What is Wrong in the Australian Economy? - Personal Responsibilities & the Economic Crisis

This is the third and final article in this series commenting on various aspects of the current crisis as applicable to Australia.

The first commented on the Australian political scene, the second the effect other countries' policies have on Australia. This focusses on personal responsibilities.

In recent years the buzzword amongst libertarians has been “peoples' rights”, which completely overlooks the indisputable fact that every right carries with it a corresponding responsibility.

This, unfortunately, has been carried into schools and has led to a generation or two of adults who know all their rights, but are oblivious to their responsibilities in general and in particular the need to live within their means and support themselves by their own efforts.

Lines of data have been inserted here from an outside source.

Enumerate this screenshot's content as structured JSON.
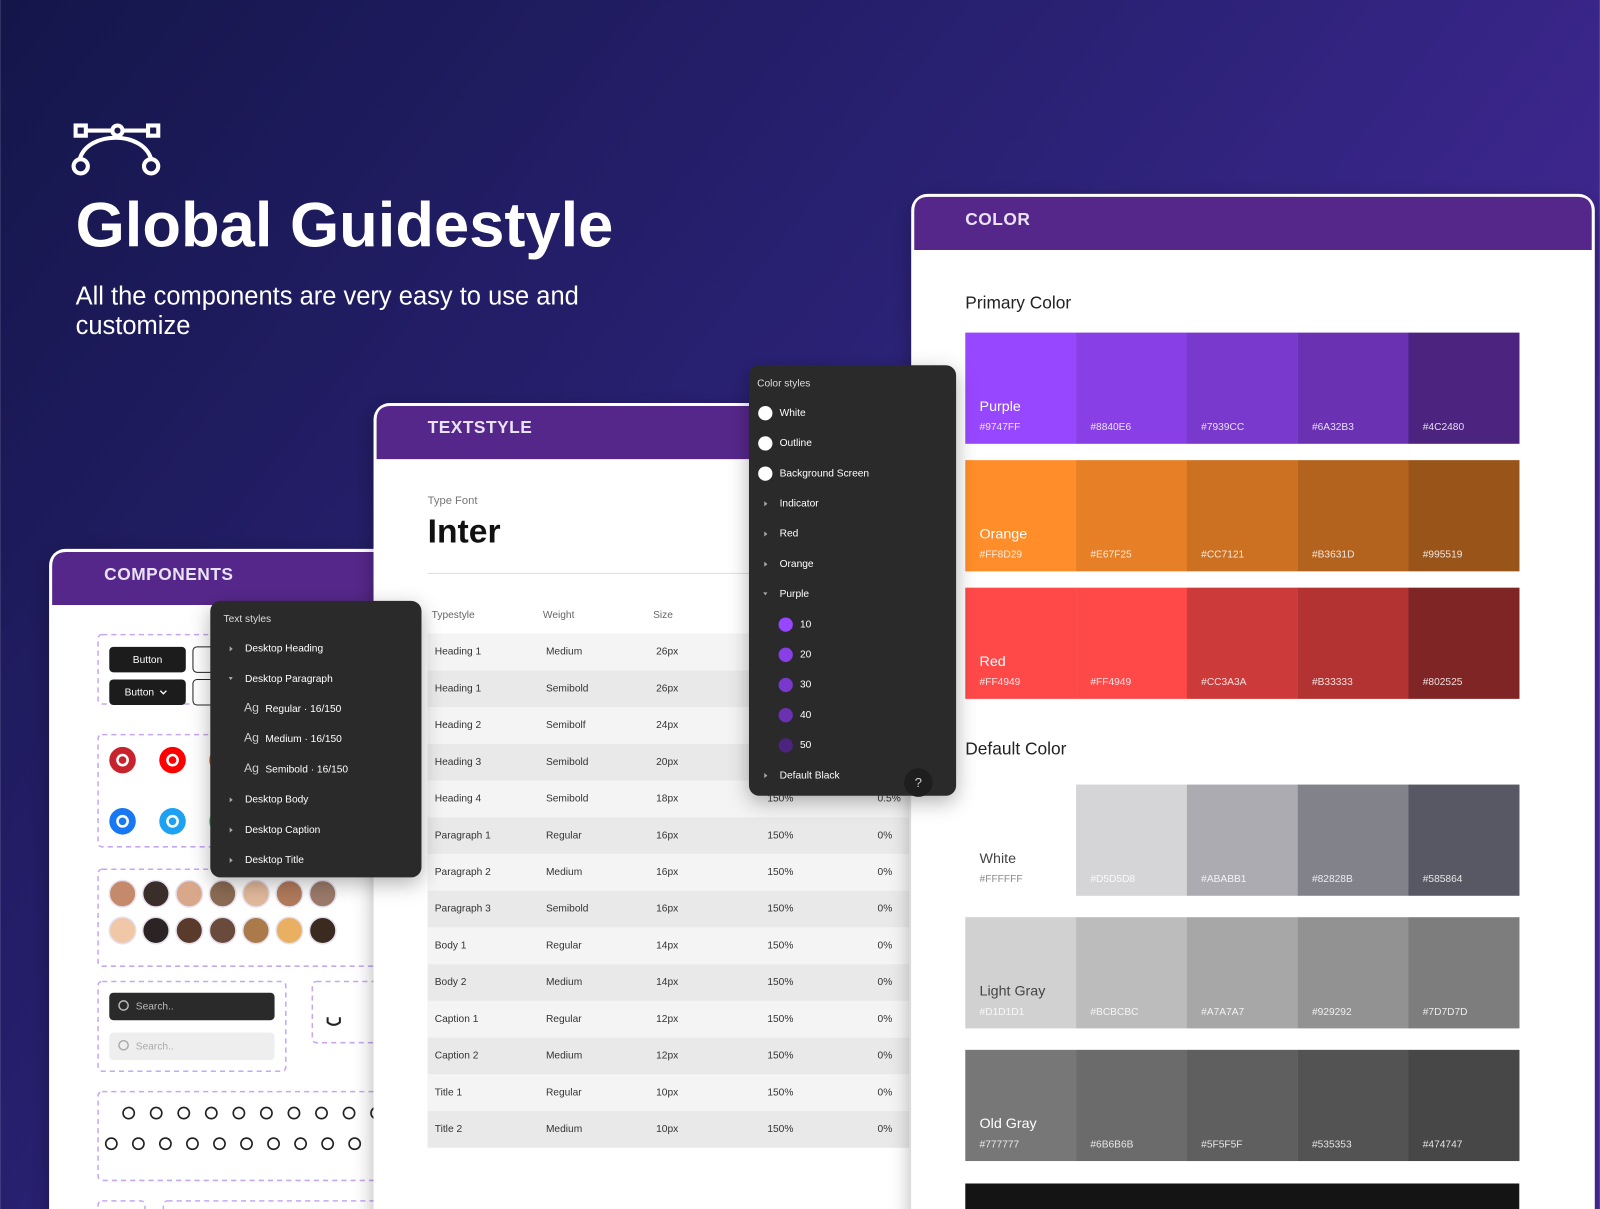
{
  "hero": {
    "title": "Global Guidestyle",
    "subtitle_lines": [
      "All the components are very easy to use and",
      "customize"
    ]
  },
  "components": {
    "header": "COMPONENTS",
    "buttons": [
      "Button",
      "Button"
    ],
    "search": [
      "Search..",
      "Search.."
    ]
  },
  "text_styles_panel": {
    "title": "Text styles",
    "items": [
      {
        "label": "Desktop Heading"
      },
      {
        "label": "Desktop Paragraph",
        "children": [
          {
            "icon": "Ag",
            "label": "Regular · 16/150"
          },
          {
            "icon": "Ag",
            "label": "Medium · 16/150"
          },
          {
            "icon": "Ag",
            "label": "Semibold · 16/150"
          }
        ]
      },
      {
        "label": "Desktop Body"
      },
      {
        "label": "Desktop Caption"
      },
      {
        "label": "Desktop Title"
      }
    ]
  },
  "textstyle": {
    "header": "TEXTSTYLE",
    "font_label": "Type Font",
    "font": "Inter",
    "columns": [
      "Typestyle",
      "Weight",
      "Size"
    ],
    "rows": [
      [
        "Heading 1",
        "Medium",
        "26px"
      ],
      [
        "Heading 1",
        "Semibold",
        "26px"
      ],
      [
        "Heading 2",
        "Semibolf",
        "24px"
      ],
      [
        "Heading 3",
        "Semibold",
        "20px"
      ],
      [
        "Heading 4",
        "Semibold",
        "18px",
        "150%",
        "0.5%"
      ],
      [
        "Paragraph 1",
        "Regular",
        "16px",
        "150%",
        "0%"
      ],
      [
        "Paragraph 2",
        "Medium",
        "16px",
        "150%",
        "0%"
      ],
      [
        "Paragraph 3",
        "Semibold",
        "16px",
        "150%",
        "0%"
      ],
      [
        "Body 1",
        "Regular",
        "14px",
        "150%",
        "0%"
      ],
      [
        "Body 2",
        "Medium",
        "14px",
        "150%",
        "0%"
      ],
      [
        "Caption 1",
        "Regular",
        "12px",
        "150%",
        "0%"
      ],
      [
        "Caption 2",
        "Medium",
        "12px",
        "150%",
        "0%"
      ],
      [
        "Title 1",
        "Regular",
        "10px",
        "150%",
        "0%"
      ],
      [
        "Title 2",
        "Medium",
        "10px",
        "150%",
        "0%"
      ]
    ]
  },
  "color_styles_panel": {
    "title": "Color styles",
    "help": "?",
    "items": [
      {
        "label": "White",
        "swatch": "#FFFFFF"
      },
      {
        "label": "Outline",
        "swatch": "#FFFFFF"
      },
      {
        "label": "Background Screen",
        "swatch": "#FFFFFF"
      },
      {
        "label": "Indicator"
      },
      {
        "label": "Red"
      },
      {
        "label": "Orange"
      },
      {
        "label": "Purple",
        "expanded": true,
        "children": [
          {
            "label": "10",
            "swatch": "#9747FF"
          },
          {
            "label": "20",
            "swatch": "#8840E6"
          },
          {
            "label": "30",
            "swatch": "#7939CC"
          },
          {
            "label": "40",
            "swatch": "#6A32B3"
          },
          {
            "label": "50",
            "swatch": "#4C2480"
          }
        ]
      },
      {
        "label": "Default Black"
      }
    ]
  },
  "color": {
    "header": "COLOR",
    "sections": [
      {
        "title": "Primary Color",
        "rows": [
          {
            "name": "Purple",
            "swatches": [
              "#9747FF",
              "#8840E6",
              "#7939CC",
              "#6A32B3",
              "#4C2480"
            ]
          },
          {
            "name": "Orange",
            "swatches": [
              "#FF8D29",
              "#E67F25",
              "#CC7121",
              "#B3631D",
              "#995519"
            ]
          },
          {
            "name": "Red",
            "swatches": [
              "#FF4949",
              "#FF4949",
              "#CC3A3A",
              "#B33333",
              "#802525"
            ]
          }
        ]
      },
      {
        "title": "Default Color",
        "rows": [
          {
            "name": "White",
            "swatches": [
              "#FFFFFF",
              "#D5D5D8",
              "#ABABB1",
              "#82828B",
              "#585864"
            ]
          },
          {
            "name": "Light Gray",
            "swatches": [
              "#D1D1D1",
              "#BCBCBC",
              "#A7A7A7",
              "#929292",
              "#7D7D7D"
            ]
          },
          {
            "name": "Old Gray",
            "swatches": [
              "#777777",
              "#6B6B6B",
              "#5F5F5F",
              "#535353",
              "#474747"
            ]
          }
        ]
      }
    ]
  }
}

Because of the deficiencies in the current education system in Australia & I suspect in other parts of the English speaking world, most will not have read any of Charles Dickens' classics, and so will be unaware of Micawber's famous quote in the novel 'David Copperfield':

"Annual income twenty pounds, annual expenditure nineteen pounds nineteen and six, result happiness. Annual income twenty pounds, annual expenditure twenty pounds ought and six, result misery."

Unfortunately some academics with political influence have not assisted by arguing that credit is good for the economy and that printing money is not only a necessary, but a good thing whenever a correction occurs in the market. They completely overlook the fact that it should be a responsibility for all sectors of society, individuals, organisations, bureaucracies, and politicians, to live within their means.

Even more unfortunately, politicians no longer accept responsibility for any mess made by their departments. Instead they clearly feel it is their right to misappropriate taxpayers funds, already gouged from the workforce and companies, to fix a mess like the insulation debacle, or to run expensive advertising campaigns explaining why they think they are right, like proposing the asinine Resources Super Profits Tax (RSPT).

The companies opposing the RSPT have the right to do so to protect their international competitive edge for the benefit of Australia and are using company funds. In doing so they are also discharging their responsibility to protect the interests of their shareholders who have advanced the funds, after paying tax of course, to develop mineral resources for the benefit of all Australians.

By the same token, if politicians, on the advice of their departments or personally, make a bad decision, they have the right to fix or explain it to taxpayers. However, their responsibility is to ensure that the funds, in the interests of equity, come from their or the relevant department's existing budget, which has already been funded by taxpayers, and the persons responsible demoted or sacked, as they would be in private enterprise.

Unfortunately, the apathy of voters has allowed this situation to develop. However, this apathy appears to be disappearing fast as the current correction bites into their savings and they see how they have been and are being used. Even politicians' attempts to assuage public feeling about their mistakes, by spending lavishly on welfare projects that have little real benefit & which should rightly be the responsibility of individuals, seem to be loosing any appeal they might have had.

Perhaps the pendulum is beginning to swing at last to a position of equilibrium between rights and responsibilities.